Motivation

Speech perception data ( as part of 104 Linguistics) can make for large datasets with wide relevance or usefulness, including automatic speech recognition systems, norms for stimuli selection, and virtual experiments. Consider that the early reports on the identification of American English vowels (Peterson & Barney 1952) and consonants (Miller & Nicely 1955) have racked up citation counts of respectively 3941 and 2304 (in November 2019).

An obvious question is: how do other researchers find such datasets? The traditional method of making datasets known is based on conventional scientific publication, either in peer-reviewed scientific journals or at international conferences. It is desirable to have additional ways to publicize the existence of such datasets that would continue to reach audiences for many years. Text+ is one such initiative that can also help to maintain datasets and provides users with the original form of the data (which is not always the case with datasets that have been handed down locally from user to user).

Objectives

For the NINNY data set, native speakers of American English and Dutch non-native speakers of English listened to English syllables and identified either the consonant or the vowel (Cutler et al., 2004; Cutler et al., (in press)). The final data set contained both accuracy and reaction times of more than 100,000 responses. By November 2019, the 2004 NINNY study had received 280 citations (Google Scholar). The data have been analyzed to compare phoneme confusion patterns to predictions of speech perception models, to guide the selection of sound contrasts for word recognition studies, and for comparison with clinical data, among other things. The NINNY data set is of interest for researchers who work on either native listening or non-native listening (in comparison to native listening). In 2004, it was uncommon that journals insist on accepted publications providing open access data sets. The 2004 study listed the Max Planck Institute for Psycholinguistics website as a location for accessing the data. All stimuli in WAV-format and all individual identification responses were made available there ( https://www.mpi.nl/people/cutler-anne/research), and are still available. Researchers’ knowledge of best practices in collection and sharing of large behavioral datasets has developed considerably in the meantime, and we also recently deposited the dataset in the Tübingen Clarin-D repository. Archiving it in the repository made the data sustainable, and the data can now be easily found by other researchers.

References

Cutler, A., A. Weber, R. Smits, and N. Cooper. 2004. Patterns of English phoneme confusions by native and non-native listeners. Journal of the Acoustical Society of America 116 (6): 3668–3678.

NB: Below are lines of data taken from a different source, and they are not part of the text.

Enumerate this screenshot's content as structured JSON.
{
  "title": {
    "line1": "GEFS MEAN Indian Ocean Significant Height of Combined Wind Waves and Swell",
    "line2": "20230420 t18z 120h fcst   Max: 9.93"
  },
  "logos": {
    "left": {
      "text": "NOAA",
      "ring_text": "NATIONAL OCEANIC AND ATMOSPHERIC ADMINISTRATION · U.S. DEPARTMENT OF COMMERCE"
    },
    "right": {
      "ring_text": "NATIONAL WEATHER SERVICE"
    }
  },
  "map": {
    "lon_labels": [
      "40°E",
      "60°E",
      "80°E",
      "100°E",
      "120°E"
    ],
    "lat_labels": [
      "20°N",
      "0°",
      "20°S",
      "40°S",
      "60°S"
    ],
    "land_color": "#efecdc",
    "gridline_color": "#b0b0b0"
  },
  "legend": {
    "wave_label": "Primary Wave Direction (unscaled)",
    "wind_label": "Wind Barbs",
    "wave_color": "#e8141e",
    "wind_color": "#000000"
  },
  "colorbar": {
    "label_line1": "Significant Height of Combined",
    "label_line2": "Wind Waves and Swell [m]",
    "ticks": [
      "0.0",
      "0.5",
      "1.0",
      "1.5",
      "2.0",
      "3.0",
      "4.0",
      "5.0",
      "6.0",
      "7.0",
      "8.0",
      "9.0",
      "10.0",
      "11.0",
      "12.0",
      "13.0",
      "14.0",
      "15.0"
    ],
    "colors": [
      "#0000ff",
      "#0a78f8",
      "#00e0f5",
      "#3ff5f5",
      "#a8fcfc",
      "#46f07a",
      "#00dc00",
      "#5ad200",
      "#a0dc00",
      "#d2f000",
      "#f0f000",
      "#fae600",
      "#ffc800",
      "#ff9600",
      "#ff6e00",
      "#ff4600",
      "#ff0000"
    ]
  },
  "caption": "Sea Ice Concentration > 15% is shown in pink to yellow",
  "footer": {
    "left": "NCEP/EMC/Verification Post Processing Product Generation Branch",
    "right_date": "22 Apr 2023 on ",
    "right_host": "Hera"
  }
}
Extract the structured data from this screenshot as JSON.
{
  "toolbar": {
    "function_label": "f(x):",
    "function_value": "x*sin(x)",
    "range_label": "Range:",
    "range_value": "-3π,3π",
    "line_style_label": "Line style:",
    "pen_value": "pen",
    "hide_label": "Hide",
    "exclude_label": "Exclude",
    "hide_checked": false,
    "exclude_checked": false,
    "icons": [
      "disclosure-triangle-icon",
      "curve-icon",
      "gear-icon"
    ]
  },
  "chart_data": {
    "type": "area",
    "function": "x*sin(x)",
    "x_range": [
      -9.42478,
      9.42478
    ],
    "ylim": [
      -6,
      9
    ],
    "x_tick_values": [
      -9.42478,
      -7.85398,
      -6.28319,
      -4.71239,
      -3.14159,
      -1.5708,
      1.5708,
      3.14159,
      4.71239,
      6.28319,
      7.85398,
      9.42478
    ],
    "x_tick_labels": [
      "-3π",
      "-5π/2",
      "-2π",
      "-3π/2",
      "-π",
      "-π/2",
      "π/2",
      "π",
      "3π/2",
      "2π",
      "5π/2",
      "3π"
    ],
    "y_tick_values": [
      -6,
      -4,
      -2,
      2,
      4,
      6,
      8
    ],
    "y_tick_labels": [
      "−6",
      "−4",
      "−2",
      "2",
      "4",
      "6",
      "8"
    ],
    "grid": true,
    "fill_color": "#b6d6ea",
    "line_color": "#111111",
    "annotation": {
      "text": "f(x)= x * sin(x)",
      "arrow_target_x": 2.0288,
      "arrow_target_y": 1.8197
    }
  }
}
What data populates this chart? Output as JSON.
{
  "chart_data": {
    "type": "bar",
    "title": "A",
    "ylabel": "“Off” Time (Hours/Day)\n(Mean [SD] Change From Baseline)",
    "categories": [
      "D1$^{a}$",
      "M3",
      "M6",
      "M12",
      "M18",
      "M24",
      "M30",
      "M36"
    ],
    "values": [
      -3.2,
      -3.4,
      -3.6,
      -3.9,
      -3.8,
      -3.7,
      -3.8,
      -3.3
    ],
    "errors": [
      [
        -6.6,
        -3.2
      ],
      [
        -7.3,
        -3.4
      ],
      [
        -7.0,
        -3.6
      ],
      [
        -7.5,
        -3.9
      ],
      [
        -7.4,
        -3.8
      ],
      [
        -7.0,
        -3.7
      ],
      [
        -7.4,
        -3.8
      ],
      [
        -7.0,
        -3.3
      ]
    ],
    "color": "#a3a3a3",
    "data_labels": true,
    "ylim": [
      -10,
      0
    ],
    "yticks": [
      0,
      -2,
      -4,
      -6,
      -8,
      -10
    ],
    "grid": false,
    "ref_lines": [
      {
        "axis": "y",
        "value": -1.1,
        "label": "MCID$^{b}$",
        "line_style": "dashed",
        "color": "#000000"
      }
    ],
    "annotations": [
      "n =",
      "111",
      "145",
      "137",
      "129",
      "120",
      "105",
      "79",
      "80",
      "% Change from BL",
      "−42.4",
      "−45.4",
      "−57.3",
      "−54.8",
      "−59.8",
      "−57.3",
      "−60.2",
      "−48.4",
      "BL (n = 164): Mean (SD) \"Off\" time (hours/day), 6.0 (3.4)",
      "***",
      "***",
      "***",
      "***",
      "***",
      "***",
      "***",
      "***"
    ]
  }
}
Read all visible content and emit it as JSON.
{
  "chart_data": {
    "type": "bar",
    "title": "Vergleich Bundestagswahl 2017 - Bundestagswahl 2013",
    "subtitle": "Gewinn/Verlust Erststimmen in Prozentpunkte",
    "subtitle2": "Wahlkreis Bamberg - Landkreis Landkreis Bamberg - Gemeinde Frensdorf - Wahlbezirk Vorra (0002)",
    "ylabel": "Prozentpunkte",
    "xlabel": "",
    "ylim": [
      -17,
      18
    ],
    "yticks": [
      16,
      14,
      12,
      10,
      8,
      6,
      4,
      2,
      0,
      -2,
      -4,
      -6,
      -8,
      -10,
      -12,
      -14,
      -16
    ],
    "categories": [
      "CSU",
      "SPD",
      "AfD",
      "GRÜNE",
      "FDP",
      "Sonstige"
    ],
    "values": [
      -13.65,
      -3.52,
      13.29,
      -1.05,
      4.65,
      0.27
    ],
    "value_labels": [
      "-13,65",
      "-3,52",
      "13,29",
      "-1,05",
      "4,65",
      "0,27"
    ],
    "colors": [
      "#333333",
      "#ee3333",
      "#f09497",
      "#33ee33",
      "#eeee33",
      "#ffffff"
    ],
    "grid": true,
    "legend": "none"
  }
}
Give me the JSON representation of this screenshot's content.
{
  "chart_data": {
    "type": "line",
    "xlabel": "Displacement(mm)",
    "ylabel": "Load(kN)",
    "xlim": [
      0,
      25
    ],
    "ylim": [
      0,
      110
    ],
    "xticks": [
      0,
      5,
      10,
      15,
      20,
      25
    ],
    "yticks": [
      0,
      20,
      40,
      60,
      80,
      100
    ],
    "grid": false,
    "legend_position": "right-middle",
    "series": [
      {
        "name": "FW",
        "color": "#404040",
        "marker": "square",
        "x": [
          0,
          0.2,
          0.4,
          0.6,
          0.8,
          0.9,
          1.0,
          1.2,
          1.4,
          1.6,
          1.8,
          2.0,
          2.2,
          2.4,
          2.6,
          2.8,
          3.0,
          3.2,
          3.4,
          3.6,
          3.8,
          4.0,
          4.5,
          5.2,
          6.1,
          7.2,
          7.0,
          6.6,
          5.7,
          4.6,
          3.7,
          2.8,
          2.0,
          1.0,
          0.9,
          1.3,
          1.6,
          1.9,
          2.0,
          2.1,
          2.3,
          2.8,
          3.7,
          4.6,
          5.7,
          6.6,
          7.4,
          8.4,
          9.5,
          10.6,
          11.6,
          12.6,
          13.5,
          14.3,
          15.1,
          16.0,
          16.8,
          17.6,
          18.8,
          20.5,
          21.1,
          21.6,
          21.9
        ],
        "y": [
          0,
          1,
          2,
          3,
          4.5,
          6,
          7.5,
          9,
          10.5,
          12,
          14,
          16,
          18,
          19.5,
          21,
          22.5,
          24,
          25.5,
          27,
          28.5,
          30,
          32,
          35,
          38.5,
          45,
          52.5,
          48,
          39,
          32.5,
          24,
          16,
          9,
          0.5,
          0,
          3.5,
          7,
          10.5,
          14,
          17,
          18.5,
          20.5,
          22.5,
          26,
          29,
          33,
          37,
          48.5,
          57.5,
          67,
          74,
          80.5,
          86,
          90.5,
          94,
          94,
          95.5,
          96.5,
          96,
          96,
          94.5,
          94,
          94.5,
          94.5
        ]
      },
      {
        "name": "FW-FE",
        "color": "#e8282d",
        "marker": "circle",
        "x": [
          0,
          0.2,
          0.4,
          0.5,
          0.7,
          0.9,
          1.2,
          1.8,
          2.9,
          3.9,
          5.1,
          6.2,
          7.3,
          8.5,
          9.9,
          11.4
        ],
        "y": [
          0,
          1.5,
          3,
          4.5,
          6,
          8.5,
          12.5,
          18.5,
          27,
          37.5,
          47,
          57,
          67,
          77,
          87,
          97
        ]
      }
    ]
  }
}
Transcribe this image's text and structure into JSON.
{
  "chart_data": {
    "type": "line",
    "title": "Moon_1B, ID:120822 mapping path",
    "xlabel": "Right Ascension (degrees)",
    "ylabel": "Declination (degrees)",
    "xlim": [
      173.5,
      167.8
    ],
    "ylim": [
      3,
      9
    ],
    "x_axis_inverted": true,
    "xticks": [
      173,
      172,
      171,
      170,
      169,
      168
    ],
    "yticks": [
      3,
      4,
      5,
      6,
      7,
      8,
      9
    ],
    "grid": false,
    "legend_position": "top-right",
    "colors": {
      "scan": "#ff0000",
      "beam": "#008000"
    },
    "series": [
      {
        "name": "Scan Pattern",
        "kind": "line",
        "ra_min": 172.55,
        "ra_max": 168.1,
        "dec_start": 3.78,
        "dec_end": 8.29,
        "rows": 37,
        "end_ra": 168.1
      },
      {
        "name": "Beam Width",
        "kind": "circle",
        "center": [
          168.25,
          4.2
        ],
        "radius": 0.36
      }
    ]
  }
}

Cutler, A., Ernestus, M., Warner, N., & Weber, A. (in press). Managing big data in speech perception. In A. Berez-Kroeker, B. McDonnell, E. Koller & L. Collister (eds.), The Open Handbook of Linguistic Data Management. Cambridge, MA: MIT Press.

Miller, G. A., and P. E. Nicely. 1955. An analysis of perceptual confusions among some English consonants. Journal of the Acoustical Society of America 27: 338–352.

Peterson, G. E., and H. L. Barney. 1952. Control methods used in a study of the vowels. Journal of the Acoustical Society of America 24 (2): 175–184.